Quanto all’ammontare delle spese, come hanno insegnato le Sezioni Unite della Suprema Corte di Cassazione, il principio di adeguatezza e proporzionalità impone “una costante ed effettiva relazione tra la materia del dibattito processuale e l’entità degli onorari per l’attività professionale svolta” (Corte di Cassazione, Sezioni Unite civili, sentenza 11 settembre 2007, n. 19014). Ad atti, risulta prodotta, nota spese del difensore della parte vittoriosa  ex art. 75 disp. att. c.p.c., che appare calcolata in modo congruo e che va dunque confermata.

Vanno aggiunti, il rimborso dell’Iva e del Cpa giusta l’art. 11 legge 20 settembre 1980, n. 576.
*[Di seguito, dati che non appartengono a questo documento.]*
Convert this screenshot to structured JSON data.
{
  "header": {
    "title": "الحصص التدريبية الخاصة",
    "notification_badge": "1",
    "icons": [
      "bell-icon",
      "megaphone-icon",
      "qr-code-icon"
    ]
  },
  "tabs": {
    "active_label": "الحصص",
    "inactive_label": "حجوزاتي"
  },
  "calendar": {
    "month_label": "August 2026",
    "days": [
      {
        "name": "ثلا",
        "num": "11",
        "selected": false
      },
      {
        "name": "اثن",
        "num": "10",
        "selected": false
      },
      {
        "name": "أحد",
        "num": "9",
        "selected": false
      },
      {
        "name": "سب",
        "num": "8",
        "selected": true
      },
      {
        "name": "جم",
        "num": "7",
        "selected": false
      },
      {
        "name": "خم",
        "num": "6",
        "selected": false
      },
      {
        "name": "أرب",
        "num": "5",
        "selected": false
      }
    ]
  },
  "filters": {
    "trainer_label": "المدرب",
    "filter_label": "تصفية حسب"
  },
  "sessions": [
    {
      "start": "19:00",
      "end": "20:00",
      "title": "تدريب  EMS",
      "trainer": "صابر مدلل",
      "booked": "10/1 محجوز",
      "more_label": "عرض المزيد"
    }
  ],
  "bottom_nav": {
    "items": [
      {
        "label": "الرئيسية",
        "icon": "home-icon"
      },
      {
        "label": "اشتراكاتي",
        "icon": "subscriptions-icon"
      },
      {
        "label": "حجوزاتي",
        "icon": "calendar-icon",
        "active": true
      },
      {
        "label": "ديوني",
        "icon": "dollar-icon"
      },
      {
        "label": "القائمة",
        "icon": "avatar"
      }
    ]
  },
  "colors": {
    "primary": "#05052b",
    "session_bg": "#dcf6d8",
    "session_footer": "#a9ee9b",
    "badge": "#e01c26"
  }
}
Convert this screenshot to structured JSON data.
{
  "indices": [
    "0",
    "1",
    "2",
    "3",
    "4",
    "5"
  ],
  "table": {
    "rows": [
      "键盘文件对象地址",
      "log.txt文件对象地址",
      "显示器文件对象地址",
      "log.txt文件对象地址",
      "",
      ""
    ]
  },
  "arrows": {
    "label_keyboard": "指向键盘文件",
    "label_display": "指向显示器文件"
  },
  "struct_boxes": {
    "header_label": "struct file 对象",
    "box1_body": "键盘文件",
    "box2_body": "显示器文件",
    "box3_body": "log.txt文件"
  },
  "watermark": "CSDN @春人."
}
Le spese di CTU vanno poste a carico del convenuto soccombente

 

P.q.m.

 

Il Tribunale di Varese,

Sezione Prima Civile,

in composizione monocratica, in persona del giudice dott. Giuseppe Buffone, definitivamente pronunciando nel giudizio civile iscritto al n. … dell’anno 2004, disattesa ogni ulteriore istanza, eccezione e difesa, così provvede:

 

■ □ ■

 

Accerta e Dichiara l’esclusiva responsabilità del convenuto per le lesioni riportate dall’attrice in data 13 aprile 2001, in conseguenza della violenza subita dal primo;

 

Accoglie, nei limiti di cui in parte motiva, la domanda risarcitoria dell’attrice e per l’effetto Condanna il convenuto al risarcimento del danno non patrimoniale in favore della parte attrice che liquida all’attualità in €. 3.945,00, oltre interessi ulteriori, al saggio legale, dalla sentenza e sino al soddisfo;

 

Condanna la parte convenuta al rimborso delle spese del giudizio in favore della controparte che,

Liquida

come segue, ai sensi dell’art. 91 c.p.c.

Spese                                        €             258,71

Diritti                                         €          1.616,00

Onorari                                      €          1.080,00

Rimborso forfetario                    €             337,00

 

Vanno aggiunti il rimborso dell’Iva e del Cpa giusta l’art. 11 legge 20 settembre 1980, n. 576.

 

Pone a carico della parte convenuta le spese della consulenza tecnica d’ufficio, così come liquidate in corso di giudizio, condannandola alla restituzione delle somme versate a tale titolo dall’attrice in corso di giudizio, in conseguenza del decreto provvisorio di pagamento.

 

Manda alla cancelleria per i provvedimenti di competenza

 

Sentenza immediatamente esecutiva come per Legge

 

Varese, lì 24 febbraio 2011

 

Il giudice

dott. Giuseppe Buffone
 

[1] All’odierno giudizio è applicabile l’art. 58, comma II, legge 18 giugno 2009 n. 69 e, per l’effetto, la stesura della sentenza segue l’art. 132 c.p.c. come modificato dall’art. 45, comma 17, della legge 69/09, con omissione dello “svolgimento del processo” (salvo richiamarlo dove necessario o opportuno per una migliore comprensione della ratio decidendi).